Stille und zauberhafte Ausblicke auf die Bucht zur Rechten…
und als sich der Pfad weiter senkt und windet, zur Linken. Vor mir liegen die neue schützende Mole, der Hafen und die Tavernen des Dorfes, dahinter das Dreieck des Kaps, das den Durchgang versperrt: In Kitries endet die Welt.
Sie endet, und eine andere beginnt. Die Welt der Träume.
Die καίκια ruhen, haben an der Hafenmole festgemacht. Es gibt da die alten, vorne breit ausladenden Holzboote und die anderen aus modernen Materialien, die ich nicht so mag, die aber sicher praktischer sind, weil Holz viel Erhaltungsarbeit nötig macht.
Nun, ich erzähle ja gern seelenstimmungsvoll, doch fehlt es natürlich nicht an Hässlichem, Bizarrem und Widersprüchlichem. Denn ich befinde mich nicht in reiner Natur, es gibt auch die Menschen, die dafür sorgen, dass es zum Schönen immer auch das Gegenstück gibt: Wunderbar die kleinen Orangen- und Zitronengärten, die in der engen Schlucht einen offenbar besonders günstigen Platz an der Sonne gefunden haben – doch viele Früchte liegen faulend am Boden, und Gerümpel stapelt sich vor der schön gefügten steinernen Mauer. Das Betongerüst eines illegal begonnenen und dann offenbar gestoppten Hauses verwittert vor sich hin. Ein Uralt-VW fand hier seine letzte Ruhestätte. Die Häuser an der Hauptstraße niedrig, kaum einstöckig, sehen ganz hübsch aus, zur Seeseite hin aber werden sie am steilen Hang vielstöckig und gruselig (kein Foto). Daneben hat dann ein wohlhabender Mensch ein prächtiges Vorzeigehaus moderner Architektur gebaut, die Zypresse davor überwachsen mit Bougainvillea.

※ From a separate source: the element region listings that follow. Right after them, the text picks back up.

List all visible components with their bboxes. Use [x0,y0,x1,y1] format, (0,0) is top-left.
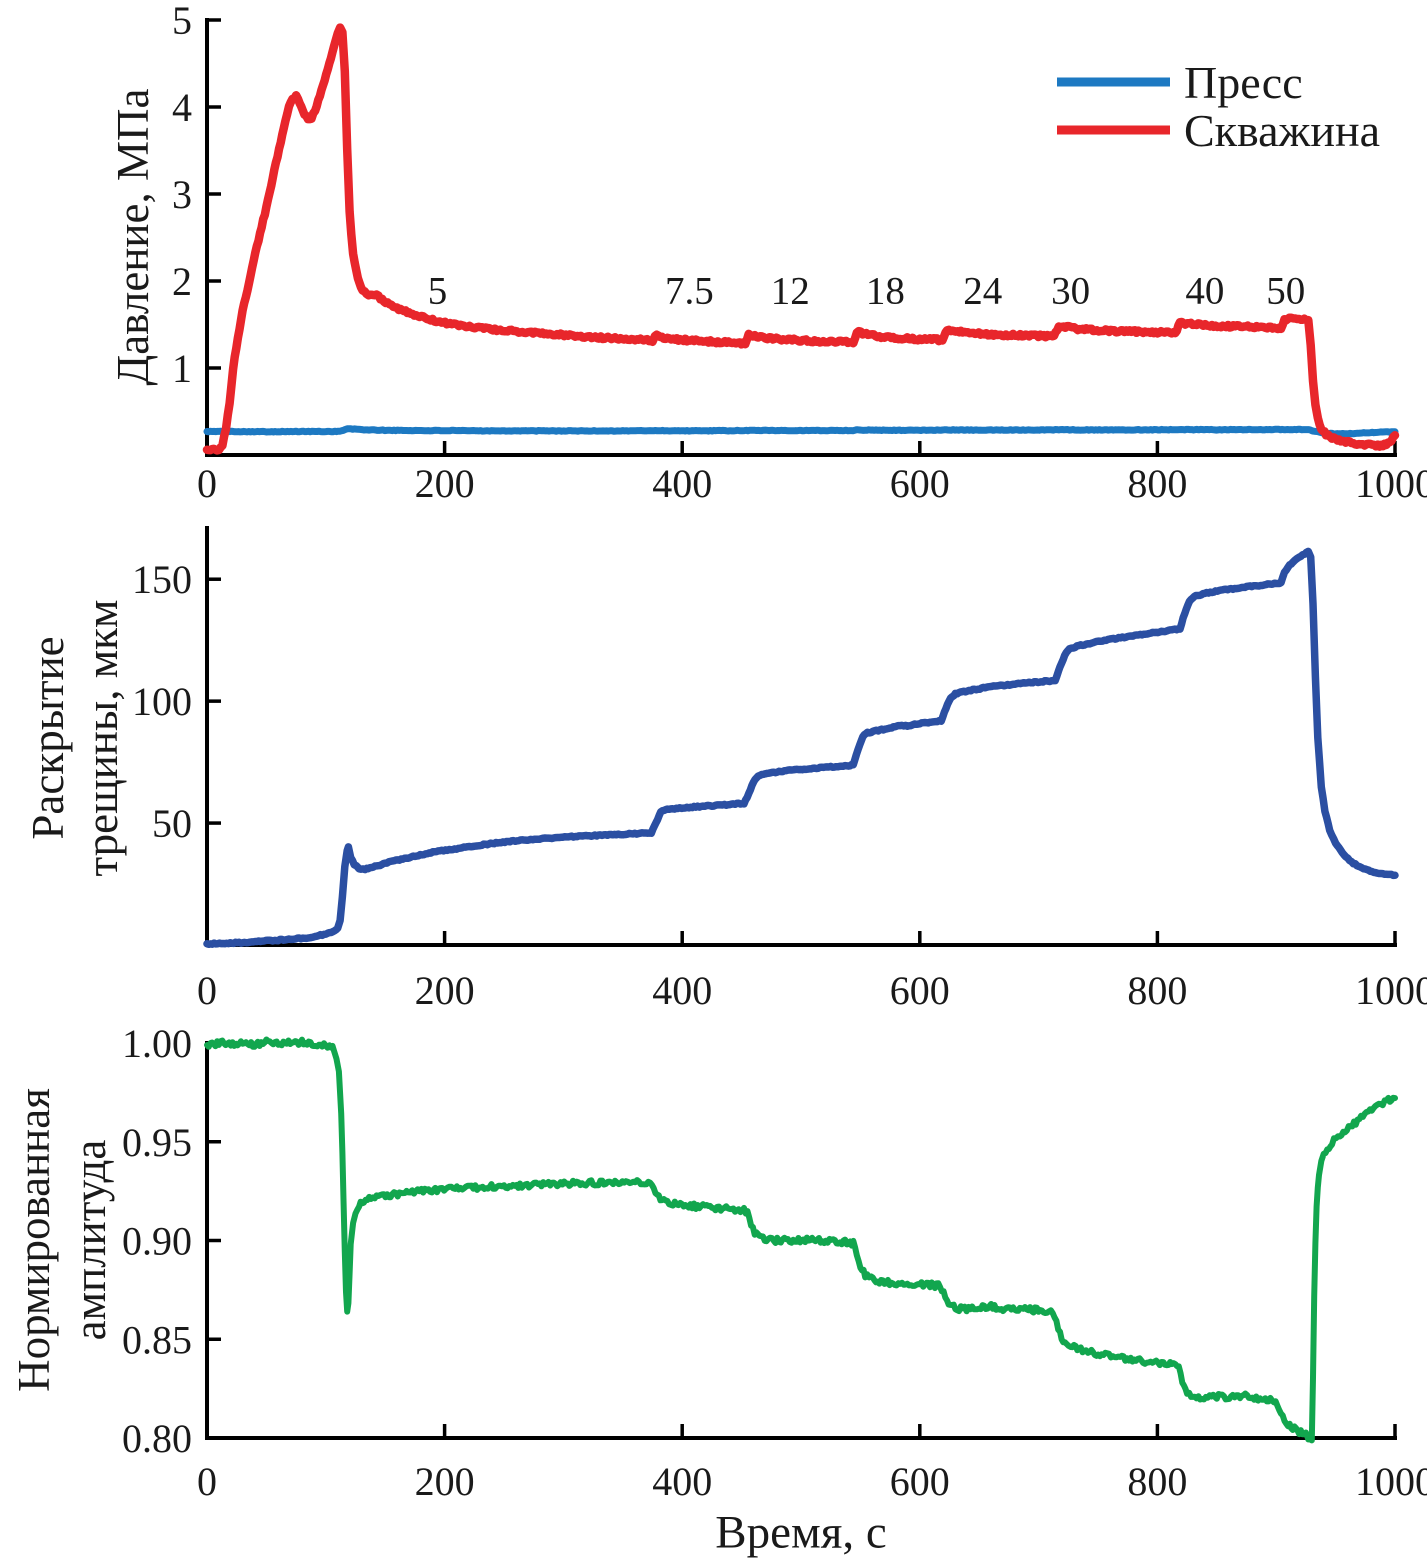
y-tick-label: 2 [172,259,192,304]
rate-annotation: 24 [963,269,1002,312]
y-tick-label: 1 [172,346,192,391]
x-tick-label: 200 [415,461,475,506]
x-tick-label: 200 [415,968,475,1010]
y-axis-label: амплитуда [65,1140,115,1341]
series-amplitude-curve [204,1036,1398,1444]
x-tick-label: 800 [1127,968,1187,1010]
y-tick-label: 3 [172,172,192,217]
y-axis-label: Раскрытие [23,636,73,839]
x-tick-label: 1000 [1355,1459,1427,1504]
x-tick-label: 400 [652,1459,712,1504]
rate-annotation: 30 [1051,269,1090,312]
legend-label-well: Скважина [1184,105,1380,156]
series-opening-curve [203,547,1399,949]
x-tick-label: 1000 [1355,461,1427,506]
series-press-curve [203,425,1399,438]
rate-annotation: 5 [428,269,448,312]
x-tick-label: 0 [197,1459,217,1504]
y-tick-label: 5 [172,0,192,43]
y-tick-label: 50 [152,801,192,846]
x-tick-label: 400 [652,968,712,1010]
y-axis-label: Давление, МПа [108,89,158,386]
rate-annotation: 40 [1185,269,1224,312]
rate-annotation: 12 [771,269,810,312]
rate-annotation: 18 [866,269,905,312]
x-tick-label: 0 [197,461,217,506]
x-tick-label: 400 [652,461,712,506]
x-tick-label: 1000 [1355,968,1427,1010]
x-tick-label: 800 [1127,461,1187,506]
y-tick-label: 0.85 [122,1317,192,1362]
y-tick-label: 1.00 [122,1021,192,1066]
x-axis-label: Время, с [715,1506,886,1558]
y-axis-label: Нормированная [9,1088,59,1392]
x-tick-label: 600 [890,1459,950,1504]
rate-annotation: 7.5 [665,269,714,312]
y-tick-label: 150 [132,557,192,602]
x-tick-label: 600 [890,461,950,506]
y-tick-label: 0.80 [122,1416,192,1461]
y-axis-label: трещины, мкм [77,599,127,876]
amplitude-chart: 0 200 400 600 800 1000 0.80 0.85 0.90 0.95 1.00 Нор… [9,1021,1427,1558]
legend-label-press: Пресс [1184,57,1303,108]
series-well-curve [202,23,1400,455]
y-tick-label: 0.95 [122,1120,192,1165]
rate-annotation: 50 [1266,269,1305,312]
crack-opening-chart: 0 200 400 600 800 1000 50 100 150 Раскрытие трещин… [23,526,1427,1010]
x-tick-label: 800 [1127,1459,1187,1504]
y-tick-label: 100 [132,679,192,724]
y-tick-label: 0.90 [122,1219,192,1264]
x-tick-label: 600 [890,968,950,1010]
y-tick-label: 4 [172,85,192,130]
x-tick-label: 200 [415,1459,475,1504]
x-tick-label: 0 [197,968,217,1010]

Ja, so ist das hier. Ich kann ganz gut damit leben, denn es zeigt unverkrampft und offen, wie der Mensch eben ist: widersprüchlich. Bin ichs etwa nicht?
Ich steige in mein Auto, fahre los. Am Straßenrand steht eine Frau, macht ein Zeichen, ob ich sie mitnehmen könne? Zur nächsten Bushaltestelle Richtung Kalamata? Die ist freilich ein Dorf weiter als meins, aber was tuts? Sie steigt ein, eine große Plastiktüte auf dem Schoß. Dimitra heißt sie, wird wohl um die 50 sein. Sie freut sich, will mich beschenken. Ob ich Zitronen wolle? Ich nehme lächelnd vier Prachtexemplare, die sie aus ihrer Tüte fischt, entgegen. Sie will auch, dass ich wiederkomme, dass wir zusammen Kaffee trinken und ich dann noch mehr Zitronen mitnehme, daraus Saft mache, die könne man im Tiefkühlfach aufheben und habe dann den ganzen Sommer lang frische Zitronenlimonade. Beim Abschied sind wir Freundinnen fürs Leben. Ja, so sind sie hier.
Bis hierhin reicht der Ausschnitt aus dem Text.